Essa é só outra visão, portanto, fica a sua escolha testar e verificar qual se sai melhor pra você.


Além disso…

Evite abstrações excessivamente genéricas, as abstrações podem ser tão genéricas que perdem sua utilidade. Por exemplo, criar uma abstração de "Animal" para um sistema que só tem um tipo de objeto “Cachorro” pode ser excessivamente genérico e não agregar valor. As abstrações devem ser específicas e relevantes para o problema que se está tentando resolver.

Evite a duplicação de código em testes, seus testes devem ser tão DRY quanto possível e evite duplicar código em vários testes.

Para a evolução do software, as abstrações devem ser flexíveis o suficiente para lidar com mudanças no sistema e permitir que o software evolua sem muita dor.

No que tange a legibilidade do código, as abstrações devem tornar o código mais legível e não o contrário.

Para concluir

Criar abstrações é complicado e requer um bom entendimento do problema a ser resolvido. Se uma abstração não for bem projetada, ela pode acabar sendo mais difícil de entender e manter do que o próprio código duplicado.

No entanto, isso não significa que a duplicação de código seja a melhor alternativa. A duplicação pode levar a problemas de manutenção, como correções duplicadas ou código obsoleto, além de dificultar a leitura e a compreensão do código. A duplicação aumenta o risco de erros, pois, se uma correção é feita em um lugar, pode ser esquecido de ser feito em outro lugar onde o código é duplicado.
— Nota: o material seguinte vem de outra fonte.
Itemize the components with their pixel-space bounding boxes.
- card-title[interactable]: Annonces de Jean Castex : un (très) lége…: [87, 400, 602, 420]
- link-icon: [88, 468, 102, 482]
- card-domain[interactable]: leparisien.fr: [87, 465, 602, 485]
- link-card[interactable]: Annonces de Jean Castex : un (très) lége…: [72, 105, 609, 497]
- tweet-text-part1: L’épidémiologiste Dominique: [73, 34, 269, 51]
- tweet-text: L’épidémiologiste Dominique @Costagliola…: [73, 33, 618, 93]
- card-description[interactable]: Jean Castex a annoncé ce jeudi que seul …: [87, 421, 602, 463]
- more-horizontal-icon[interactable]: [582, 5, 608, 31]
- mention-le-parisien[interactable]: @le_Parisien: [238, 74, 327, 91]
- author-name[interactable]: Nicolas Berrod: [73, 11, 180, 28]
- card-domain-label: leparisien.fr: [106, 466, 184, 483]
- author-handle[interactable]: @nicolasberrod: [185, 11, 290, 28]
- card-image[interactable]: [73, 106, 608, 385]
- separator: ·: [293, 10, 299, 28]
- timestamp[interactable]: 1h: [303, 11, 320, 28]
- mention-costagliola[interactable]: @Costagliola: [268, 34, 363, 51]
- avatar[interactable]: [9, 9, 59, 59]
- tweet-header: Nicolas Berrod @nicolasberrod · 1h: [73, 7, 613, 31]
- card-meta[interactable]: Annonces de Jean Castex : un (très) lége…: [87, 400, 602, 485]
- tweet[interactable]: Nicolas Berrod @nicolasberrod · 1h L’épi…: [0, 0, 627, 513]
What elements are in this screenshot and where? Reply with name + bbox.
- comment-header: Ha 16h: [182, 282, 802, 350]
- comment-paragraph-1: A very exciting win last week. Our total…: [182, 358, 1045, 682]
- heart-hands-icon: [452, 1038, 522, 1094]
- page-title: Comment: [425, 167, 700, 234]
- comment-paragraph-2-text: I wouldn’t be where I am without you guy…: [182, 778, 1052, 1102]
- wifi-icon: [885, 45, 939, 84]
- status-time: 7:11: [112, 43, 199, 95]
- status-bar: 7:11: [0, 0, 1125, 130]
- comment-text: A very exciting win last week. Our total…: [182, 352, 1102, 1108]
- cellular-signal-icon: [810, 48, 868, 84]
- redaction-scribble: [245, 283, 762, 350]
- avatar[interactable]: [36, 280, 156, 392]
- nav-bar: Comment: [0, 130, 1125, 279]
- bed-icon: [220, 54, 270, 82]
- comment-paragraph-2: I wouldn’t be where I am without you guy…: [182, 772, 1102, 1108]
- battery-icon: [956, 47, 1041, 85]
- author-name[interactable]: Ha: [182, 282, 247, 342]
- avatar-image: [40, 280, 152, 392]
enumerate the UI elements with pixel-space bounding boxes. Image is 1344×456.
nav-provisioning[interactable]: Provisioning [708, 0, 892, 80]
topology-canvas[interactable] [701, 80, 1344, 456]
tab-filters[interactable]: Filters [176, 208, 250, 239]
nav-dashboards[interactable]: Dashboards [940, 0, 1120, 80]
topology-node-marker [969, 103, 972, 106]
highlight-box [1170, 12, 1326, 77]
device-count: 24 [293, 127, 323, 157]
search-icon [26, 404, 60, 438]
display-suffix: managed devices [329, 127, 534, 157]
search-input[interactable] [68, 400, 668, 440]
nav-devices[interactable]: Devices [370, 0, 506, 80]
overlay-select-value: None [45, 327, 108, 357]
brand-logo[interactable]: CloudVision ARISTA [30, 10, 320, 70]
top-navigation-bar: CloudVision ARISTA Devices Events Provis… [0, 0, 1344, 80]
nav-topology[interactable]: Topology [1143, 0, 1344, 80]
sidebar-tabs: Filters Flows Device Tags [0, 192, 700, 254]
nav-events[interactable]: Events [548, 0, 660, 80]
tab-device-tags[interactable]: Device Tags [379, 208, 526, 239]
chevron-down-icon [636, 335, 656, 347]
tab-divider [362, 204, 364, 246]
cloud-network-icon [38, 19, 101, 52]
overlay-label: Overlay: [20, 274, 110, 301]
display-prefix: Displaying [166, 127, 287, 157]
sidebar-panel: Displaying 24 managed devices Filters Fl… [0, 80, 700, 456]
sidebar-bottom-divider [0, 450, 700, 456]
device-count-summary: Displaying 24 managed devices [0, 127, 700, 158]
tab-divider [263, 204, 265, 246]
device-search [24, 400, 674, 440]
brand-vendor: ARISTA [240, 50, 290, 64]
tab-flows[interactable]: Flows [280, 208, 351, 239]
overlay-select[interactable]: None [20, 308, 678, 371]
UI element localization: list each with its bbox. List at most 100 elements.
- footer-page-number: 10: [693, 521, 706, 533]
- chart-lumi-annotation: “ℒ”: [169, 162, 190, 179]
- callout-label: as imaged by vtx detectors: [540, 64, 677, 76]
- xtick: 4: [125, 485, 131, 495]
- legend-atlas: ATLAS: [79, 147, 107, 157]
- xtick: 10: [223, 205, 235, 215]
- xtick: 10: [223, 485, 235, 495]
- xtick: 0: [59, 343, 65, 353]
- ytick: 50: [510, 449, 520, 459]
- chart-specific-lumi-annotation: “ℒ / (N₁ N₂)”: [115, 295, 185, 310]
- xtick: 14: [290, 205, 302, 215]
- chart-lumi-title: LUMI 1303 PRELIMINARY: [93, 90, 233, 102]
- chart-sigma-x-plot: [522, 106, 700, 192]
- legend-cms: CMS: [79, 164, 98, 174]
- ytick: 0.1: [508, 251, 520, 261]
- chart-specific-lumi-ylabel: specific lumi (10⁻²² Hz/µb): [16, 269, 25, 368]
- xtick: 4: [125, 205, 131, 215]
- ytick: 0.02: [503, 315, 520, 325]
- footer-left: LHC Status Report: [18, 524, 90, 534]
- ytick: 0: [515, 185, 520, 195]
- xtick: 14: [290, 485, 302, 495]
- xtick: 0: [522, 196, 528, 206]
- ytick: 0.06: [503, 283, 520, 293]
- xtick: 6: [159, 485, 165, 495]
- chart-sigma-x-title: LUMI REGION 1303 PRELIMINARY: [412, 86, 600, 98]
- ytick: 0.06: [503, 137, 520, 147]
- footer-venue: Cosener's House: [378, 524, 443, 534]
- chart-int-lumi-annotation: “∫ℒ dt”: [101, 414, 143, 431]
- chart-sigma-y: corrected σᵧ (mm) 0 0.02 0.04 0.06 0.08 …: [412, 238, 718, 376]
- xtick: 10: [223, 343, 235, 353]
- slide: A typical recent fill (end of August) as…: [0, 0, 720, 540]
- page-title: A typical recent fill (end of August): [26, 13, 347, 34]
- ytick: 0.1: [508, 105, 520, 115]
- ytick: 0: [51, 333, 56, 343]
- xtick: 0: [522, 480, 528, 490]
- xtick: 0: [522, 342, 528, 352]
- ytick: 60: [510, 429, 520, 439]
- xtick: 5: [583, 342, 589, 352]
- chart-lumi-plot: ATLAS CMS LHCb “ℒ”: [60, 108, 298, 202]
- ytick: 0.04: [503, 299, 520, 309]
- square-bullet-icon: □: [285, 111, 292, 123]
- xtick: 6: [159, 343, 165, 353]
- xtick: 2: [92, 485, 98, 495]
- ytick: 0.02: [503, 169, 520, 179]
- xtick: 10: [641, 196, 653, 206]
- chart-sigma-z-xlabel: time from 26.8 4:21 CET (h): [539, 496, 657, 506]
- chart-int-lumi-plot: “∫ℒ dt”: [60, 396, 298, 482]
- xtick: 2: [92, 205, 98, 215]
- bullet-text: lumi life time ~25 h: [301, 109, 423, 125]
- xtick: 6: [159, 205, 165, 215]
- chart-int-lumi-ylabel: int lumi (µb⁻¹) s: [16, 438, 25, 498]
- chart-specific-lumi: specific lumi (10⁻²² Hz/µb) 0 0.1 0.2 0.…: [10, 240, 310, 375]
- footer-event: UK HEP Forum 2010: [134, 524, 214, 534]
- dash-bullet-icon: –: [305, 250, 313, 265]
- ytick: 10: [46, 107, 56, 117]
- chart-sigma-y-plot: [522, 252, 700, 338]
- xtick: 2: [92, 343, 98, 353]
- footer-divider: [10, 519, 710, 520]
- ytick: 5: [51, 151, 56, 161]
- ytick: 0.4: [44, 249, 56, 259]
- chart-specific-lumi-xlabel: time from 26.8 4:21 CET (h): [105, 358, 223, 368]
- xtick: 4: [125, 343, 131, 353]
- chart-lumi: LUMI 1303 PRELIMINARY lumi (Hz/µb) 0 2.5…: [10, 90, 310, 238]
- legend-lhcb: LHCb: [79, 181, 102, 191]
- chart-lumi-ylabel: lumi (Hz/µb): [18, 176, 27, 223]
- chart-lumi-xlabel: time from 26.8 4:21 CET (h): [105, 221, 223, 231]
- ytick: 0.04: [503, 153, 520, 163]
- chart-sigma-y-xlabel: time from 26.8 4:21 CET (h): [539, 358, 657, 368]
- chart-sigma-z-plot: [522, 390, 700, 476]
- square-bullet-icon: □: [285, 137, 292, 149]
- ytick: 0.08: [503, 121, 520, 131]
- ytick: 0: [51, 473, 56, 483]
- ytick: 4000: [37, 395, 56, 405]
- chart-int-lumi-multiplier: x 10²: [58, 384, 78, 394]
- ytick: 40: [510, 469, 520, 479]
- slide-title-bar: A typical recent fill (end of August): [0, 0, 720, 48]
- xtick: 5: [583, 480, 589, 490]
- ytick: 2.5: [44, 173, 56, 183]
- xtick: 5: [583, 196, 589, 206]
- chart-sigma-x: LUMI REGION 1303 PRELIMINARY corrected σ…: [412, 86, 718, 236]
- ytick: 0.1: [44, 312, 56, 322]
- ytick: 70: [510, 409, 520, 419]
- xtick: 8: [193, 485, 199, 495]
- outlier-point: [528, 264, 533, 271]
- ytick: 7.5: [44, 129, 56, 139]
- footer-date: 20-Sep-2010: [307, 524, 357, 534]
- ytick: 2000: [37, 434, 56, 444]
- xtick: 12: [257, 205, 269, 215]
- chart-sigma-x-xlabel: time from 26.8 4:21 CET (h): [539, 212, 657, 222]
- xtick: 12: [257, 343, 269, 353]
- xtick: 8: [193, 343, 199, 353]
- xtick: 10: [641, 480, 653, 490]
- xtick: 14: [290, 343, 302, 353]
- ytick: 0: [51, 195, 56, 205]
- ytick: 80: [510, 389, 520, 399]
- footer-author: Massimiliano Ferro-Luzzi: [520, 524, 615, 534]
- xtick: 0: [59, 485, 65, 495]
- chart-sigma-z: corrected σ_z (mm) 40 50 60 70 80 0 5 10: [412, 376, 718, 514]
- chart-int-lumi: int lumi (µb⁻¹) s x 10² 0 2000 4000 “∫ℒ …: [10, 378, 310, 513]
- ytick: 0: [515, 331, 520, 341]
A solução para evitar a duplicação de código e ainda assim criar abstrações úteis é encontrar o equilíbrio certo entre abstração e detalhes de implementação. É importante pensar em como a abstração pode ser útil no longo prazo e se ela pode ser adaptada facilmente para futuras mudanças no sistema. É importante também criar abstrações que sejam simples, claras e facilmente compreensíveis.